One of the most popular is a commercial open source based on the open core model

The open-core model primarily involves offering a “core” or feature-limited version of a software product as free and open-source software, while offering “commercial” versions or add-ons as proprietary software.

Another direction, very popular in the USA, is startups that are built to sell as soon as possible. The point is to find a pain, then implement a solution and sell it to anybody before big tech clones it and promotes it with its marketing capacities. Such projects have a short life span and, in terms of time, make enough money to cover spending on programmers, promotion and make extra money.

Open source is a promotion tool

Many people believe that the secret of success is just to make a cool project, and then other people will discover it and use it.

Reality check #2 - nobody will use your project with no promotion. Any project with no promotion is doomed to fail.

Nobody will even know that your project exists. If you have a product - promote it. If you don’t, it will be lost, nobody will find it, and you will just waste your time.

But how to promote your project? The internet is one of the worst places for product promotion because of the high level of spam, it costs a lot and gives low conversion rates.

The goal of any social media platform is to lock their users into an echo chamber, to retain user engagement, so they hide any posts that have not been paid.

Good news, open source is a good platform for promotion.

If you push your pain-fixing open source tool to the right crowd early, it might gain traction.

Open source projects have a lot of benefits, including capacities to build trust in your product and team.

Personally, I’m trying to avoid proprietary software since it has no foundation of trust.
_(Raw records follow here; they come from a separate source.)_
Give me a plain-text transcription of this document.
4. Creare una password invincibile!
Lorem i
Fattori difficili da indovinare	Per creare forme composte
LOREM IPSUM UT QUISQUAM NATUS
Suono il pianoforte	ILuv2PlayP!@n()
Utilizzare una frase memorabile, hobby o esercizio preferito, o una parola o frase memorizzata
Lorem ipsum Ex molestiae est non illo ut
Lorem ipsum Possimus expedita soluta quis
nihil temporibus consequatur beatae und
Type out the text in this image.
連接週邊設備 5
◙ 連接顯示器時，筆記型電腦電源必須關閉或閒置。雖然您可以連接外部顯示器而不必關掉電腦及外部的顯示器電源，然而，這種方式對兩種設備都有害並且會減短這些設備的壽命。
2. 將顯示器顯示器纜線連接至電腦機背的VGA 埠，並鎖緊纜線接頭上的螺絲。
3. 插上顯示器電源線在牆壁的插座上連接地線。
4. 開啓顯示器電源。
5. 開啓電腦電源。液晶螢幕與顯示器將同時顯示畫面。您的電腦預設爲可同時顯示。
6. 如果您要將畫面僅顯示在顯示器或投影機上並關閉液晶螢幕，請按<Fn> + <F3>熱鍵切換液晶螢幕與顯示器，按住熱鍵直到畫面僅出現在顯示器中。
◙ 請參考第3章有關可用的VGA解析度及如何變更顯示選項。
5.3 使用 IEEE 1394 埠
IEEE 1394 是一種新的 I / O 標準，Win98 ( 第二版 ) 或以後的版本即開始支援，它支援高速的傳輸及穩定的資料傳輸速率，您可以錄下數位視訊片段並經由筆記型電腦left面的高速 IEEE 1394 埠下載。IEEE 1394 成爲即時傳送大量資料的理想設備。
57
Any trust is already destroyed at the first step when a developer spends money to lead me to an app store where there are no links to the source code. Because such software may do anything on my device and I have no chance to figure out how exactly it works. I can’t even report bugs or track how development goes.

At PrimeBits, we avoid software that cannot be self-hosted or modified for our needs.

Of course, open source also means that your code may be stolen by some big corporation to sell it as a cloud service, or to modify it for their needs. But those are problems that are good to have.

As a developer, you should use your open source products to build trust and promote related products and services. This is how many open source companies actually make money.

In my case, when Linguist started growing, I got 4 new clients for PrimeBits per one year. They reached us through GitHub, and we built products for them, paid our staff and made enough to maintain Linguist for free. Every such client made us profit in several orders of magnitude higher than $700 per year.

This is one of the most efficient models in terms of time and money. It makes the maintenance of projects with open source code viable, unlike the donations model that can’t even cover the cost of a nice mountain bike that saves you from burnout.

Contribute back!

Promotion is crucial for any open source project for both sides, for the developer and for users.

Because if you, as a user, found some nice open source project and you do not participate in making it popular, you have a chance to find that a project is lost maintainer.

As I said, donations in open source projects are too small to motivate developers to do anything. $10 or $100 is not enough to drive development.

If you love an open source project, don’t throw a few bucks and move on. Spread the word — your voice is worth more than any donation.

This is more valuable and equal to donating a few thousand dollars.